DR.FEELGOOD Down By The Jetty - Collector's Edition |
EMI 363951 2 (2006)
Dr. Feelgood still tour Europe relentlessly to this day, but back in late Summer of 1974 the original ground breaking line-up changed the course of contemporary music by recycling old wine in new bottles - in this case reawakening the old blues genie.
The fact that hyperactive guitarist Wilko Johnson emerged as a prodigious song writer was a major bonus leading Canvey Island's finest to the top of the album charts and ultimately to the USA, home of the band's generic music. For Dr. Feelgood were basically a latter day Stones come Yardbirds adding their own magic to music with a timeless longevity.
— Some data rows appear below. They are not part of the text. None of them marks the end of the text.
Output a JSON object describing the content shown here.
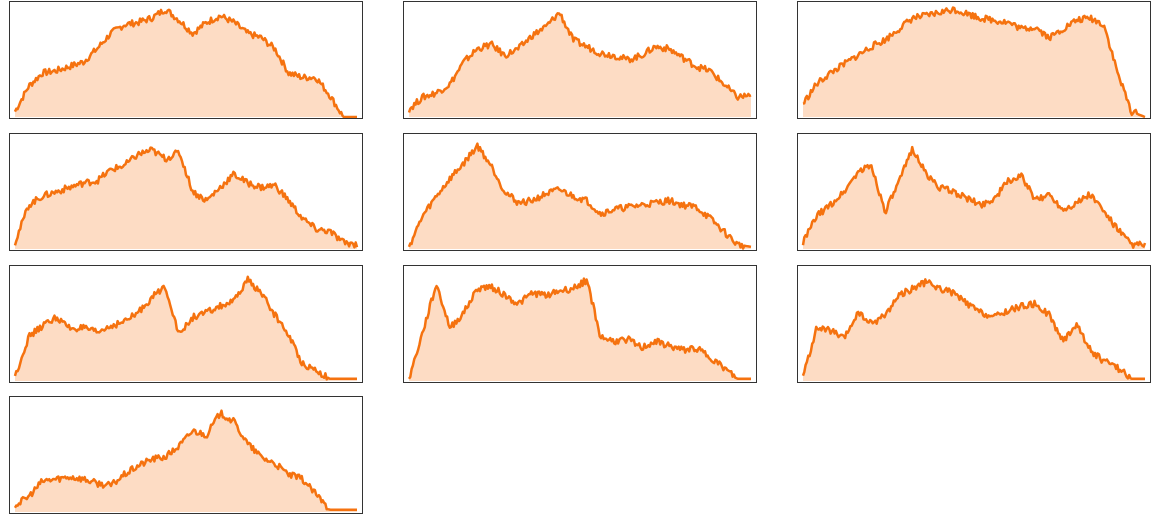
{
  "style": {
    "line_color": "#f5720f",
    "fill_color": "#fddcc4",
    "frame_color": "#333333"
  },
  "chart_data": [
    {
      "type": "area",
      "grid": false,
      "ylim": [
        0,
        1
      ],
      "x": [
        0,
        0.04,
        0.08,
        0.12,
        0.16,
        0.2,
        0.24,
        0.28,
        0.32,
        0.36,
        0.4,
        0.44,
        0.48,
        0.52,
        0.56,
        0.6,
        0.64,
        0.68,
        0.72,
        0.76,
        0.8,
        0.84,
        0.88,
        0.92,
        0.96,
        1.0
      ],
      "values": [
        0.05,
        0.28,
        0.4,
        0.42,
        0.46,
        0.5,
        0.62,
        0.76,
        0.84,
        0.86,
        0.9,
        0.98,
        0.88,
        0.76,
        0.86,
        0.92,
        0.86,
        0.76,
        0.72,
        0.62,
        0.4,
        0.36,
        0.36,
        0.2,
        0.0,
        0.0
      ]
    },
    {
      "type": "area",
      "grid": false,
      "ylim": [
        0,
        1
      ],
      "x": [
        0,
        0.04,
        0.08,
        0.12,
        0.16,
        0.2,
        0.24,
        0.28,
        0.32,
        0.36,
        0.4,
        0.44,
        0.48,
        0.52,
        0.56,
        0.6,
        0.64,
        0.68,
        0.72,
        0.76,
        0.8,
        0.84,
        0.88,
        0.92,
        0.96,
        1.0
      ],
      "values": [
        0.07,
        0.18,
        0.22,
        0.3,
        0.5,
        0.62,
        0.66,
        0.56,
        0.62,
        0.74,
        0.82,
        0.95,
        0.7,
        0.64,
        0.58,
        0.56,
        0.52,
        0.56,
        0.64,
        0.62,
        0.54,
        0.46,
        0.42,
        0.3,
        0.18,
        0.2
      ]
    },
    {
      "type": "area",
      "grid": false,
      "ylim": [
        0,
        1
      ],
      "x": [
        0,
        0.04,
        0.08,
        0.12,
        0.16,
        0.2,
        0.24,
        0.28,
        0.32,
        0.36,
        0.4,
        0.44,
        0.48,
        0.52,
        0.56,
        0.6,
        0.64,
        0.68,
        0.72,
        0.76,
        0.8,
        0.84,
        0.88,
        0.92,
        0.96,
        1.0
      ],
      "values": [
        0.12,
        0.3,
        0.4,
        0.48,
        0.56,
        0.64,
        0.7,
        0.8,
        0.9,
        0.92,
        0.95,
        0.98,
        0.94,
        0.9,
        0.88,
        0.86,
        0.8,
        0.82,
        0.72,
        0.8,
        0.88,
        0.9,
        0.84,
        0.4,
        0.05,
        0.0
      ]
    },
    {
      "type": "area",
      "grid": false,
      "ylim": [
        0,
        1
      ],
      "x": [
        0,
        0.04,
        0.08,
        0.12,
        0.16,
        0.2,
        0.24,
        0.28,
        0.32,
        0.36,
        0.4,
        0.44,
        0.48,
        0.52,
        0.56,
        0.6,
        0.64,
        0.68,
        0.72,
        0.76,
        0.8,
        0.84,
        0.88,
        0.92,
        0.96,
        1.0
      ],
      "values": [
        0.06,
        0.4,
        0.48,
        0.52,
        0.56,
        0.6,
        0.62,
        0.72,
        0.76,
        0.86,
        0.9,
        0.82,
        0.88,
        0.52,
        0.44,
        0.56,
        0.68,
        0.6,
        0.56,
        0.58,
        0.44,
        0.28,
        0.18,
        0.16,
        0.06,
        0.04
      ]
    },
    {
      "type": "area",
      "grid": false,
      "ylim": [
        0,
        1
      ],
      "x": [
        0,
        0.04,
        0.08,
        0.12,
        0.16,
        0.2,
        0.24,
        0.28,
        0.32,
        0.36,
        0.4,
        0.44,
        0.48,
        0.52,
        0.56,
        0.6,
        0.64,
        0.68,
        0.72,
        0.76,
        0.8,
        0.84,
        0.88,
        0.92,
        0.96,
        1.0
      ],
      "values": [
        0.02,
        0.3,
        0.48,
        0.64,
        0.78,
        0.94,
        0.76,
        0.52,
        0.42,
        0.44,
        0.5,
        0.54,
        0.48,
        0.44,
        0.32,
        0.36,
        0.38,
        0.4,
        0.42,
        0.44,
        0.4,
        0.38,
        0.28,
        0.16,
        0.04,
        0.02
      ]
    },
    {
      "type": "area",
      "grid": false,
      "ylim": [
        0,
        1
      ],
      "x": [
        0,
        0.04,
        0.08,
        0.12,
        0.16,
        0.2,
        0.24,
        0.28,
        0.32,
        0.36,
        0.4,
        0.44,
        0.48,
        0.52,
        0.56,
        0.6,
        0.64,
        0.68,
        0.72,
        0.76,
        0.8,
        0.84,
        0.88,
        0.92,
        0.96,
        1.0
      ],
      "values": [
        0.06,
        0.3,
        0.4,
        0.52,
        0.7,
        0.76,
        0.34,
        0.6,
        0.92,
        0.68,
        0.56,
        0.52,
        0.46,
        0.4,
        0.46,
        0.62,
        0.66,
        0.44,
        0.5,
        0.36,
        0.42,
        0.5,
        0.34,
        0.18,
        0.04,
        0.04
      ]
    },
    {
      "type": "area",
      "grid": false,
      "ylim": [
        0,
        1
      ],
      "x": [
        0,
        0.04,
        0.08,
        0.12,
        0.16,
        0.2,
        0.24,
        0.28,
        0.32,
        0.36,
        0.4,
        0.44,
        0.48,
        0.52,
        0.56,
        0.6,
        0.64,
        0.68,
        0.72,
        0.76,
        0.8,
        0.84,
        0.88,
        0.92,
        0.96,
        1.0
      ],
      "values": [
        0.04,
        0.4,
        0.5,
        0.58,
        0.48,
        0.48,
        0.44,
        0.5,
        0.54,
        0.62,
        0.76,
        0.86,
        0.42,
        0.58,
        0.62,
        0.68,
        0.72,
        0.92,
        0.8,
        0.6,
        0.42,
        0.16,
        0.1,
        0.02,
        0.02,
        0.02
      ]
    },
    {
      "type": "area",
      "grid": false,
      "ylim": [
        0,
        1
      ],
      "x": [
        0,
        0.04,
        0.08,
        0.12,
        0.16,
        0.2,
        0.24,
        0.28,
        0.32,
        0.36,
        0.4,
        0.44,
        0.48,
        0.52,
        0.56,
        0.6,
        0.64,
        0.68,
        0.72,
        0.76,
        0.8,
        0.84,
        0.88,
        0.92,
        0.96,
        1.0
      ],
      "values": [
        0.02,
        0.44,
        0.88,
        0.48,
        0.62,
        0.84,
        0.86,
        0.78,
        0.7,
        0.8,
        0.78,
        0.82,
        0.84,
        0.92,
        0.4,
        0.36,
        0.38,
        0.3,
        0.36,
        0.32,
        0.28,
        0.3,
        0.22,
        0.12,
        0.02,
        0.02
      ]
    },
    {
      "type": "area",
      "grid": false,
      "ylim": [
        0,
        1
      ],
      "x": [
        0,
        0.04,
        0.08,
        0.12,
        0.16,
        0.2,
        0.24,
        0.28,
        0.32,
        0.36,
        0.4,
        0.44,
        0.48,
        0.52,
        0.56,
        0.6,
        0.64,
        0.68,
        0.72,
        0.76,
        0.8,
        0.84,
        0.88,
        0.92,
        0.96,
        1.0
      ],
      "values": [
        0.04,
        0.48,
        0.46,
        0.38,
        0.62,
        0.52,
        0.6,
        0.78,
        0.84,
        0.9,
        0.84,
        0.8,
        0.7,
        0.62,
        0.58,
        0.64,
        0.68,
        0.7,
        0.6,
        0.36,
        0.52,
        0.28,
        0.18,
        0.12,
        0.02,
        0.02
      ]
    },
    {
      "type": "area",
      "grid": false,
      "ylim": [
        0,
        1
      ],
      "x": [
        0,
        0.04,
        0.08,
        0.12,
        0.16,
        0.2,
        0.24,
        0.28,
        0.32,
        0.36,
        0.4,
        0.44,
        0.48,
        0.52,
        0.56,
        0.6,
        0.64,
        0.68,
        0.72,
        0.76,
        0.8,
        0.84,
        0.88,
        0.92,
        0.96,
        1.0
      ],
      "values": [
        0.06,
        0.14,
        0.28,
        0.3,
        0.32,
        0.3,
        0.26,
        0.24,
        0.34,
        0.42,
        0.48,
        0.5,
        0.6,
        0.74,
        0.7,
        0.9,
        0.82,
        0.62,
        0.5,
        0.44,
        0.34,
        0.3,
        0.16,
        0.02,
        0.02,
        0.02
      ]
    }
  ]
}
Historically their significance was two fold, firstly providing a bridge between the overblown Rock orthodoxy (via Pub Rock) and the nascent Punk Rock scene, and secondly employing a back to the basics stripped down approach while blasting out their passionate high octane r&b in sweat filled pubs, clubs and later in dance halls.
Better still the unrelenting energy provided by the metronomic Mick Green style licks of guitarist Wilko Johnson were fuelled by a mix of Bo Diddley beats and recycled Rock & Roll. This unlikely take on the blues was afforded the perfect foil by the Howlin' Wolf style growl of Lee Brilleaux and was underpinned by the unfussy but rock steady rhythm section of drummer The Big Figure and bass man John B. Sparks.
The big bonus of course as evinced by this album is that Wilko matched the feverish intensity of his playing with a handful of killer songs including the staccato 'She Does It Right', the cutting edge R&B single that was 'Roxette' and the caustic 'Keep It Out Of Sight'. The bonus tracks on disc one include best of the band's r&b covers such as 'I'm A Hog For You Baby' and 'Stupidity'.
However, not everything has stood the test of time and although the concept of a stereo remix of disc two provides an unlikely extra dynamic, limp covers such as 'Boom Boom' don't hold up to clinical studio scrutiny while the plodding 'That Ain't The Way To Behave' was to become a mediocre template for Wilko's post Dr. Feelgood solo career.
But the whole Feelgood phenomenon was always about inspired live shows and taken as a whole, this collector's item complete with great photo's, knowledgeable liner notes by Will Birch, and 16 bonus tracks is an excellent reminder of how Dr.Feelgood single-handedly made rhythm and blues fashionable again.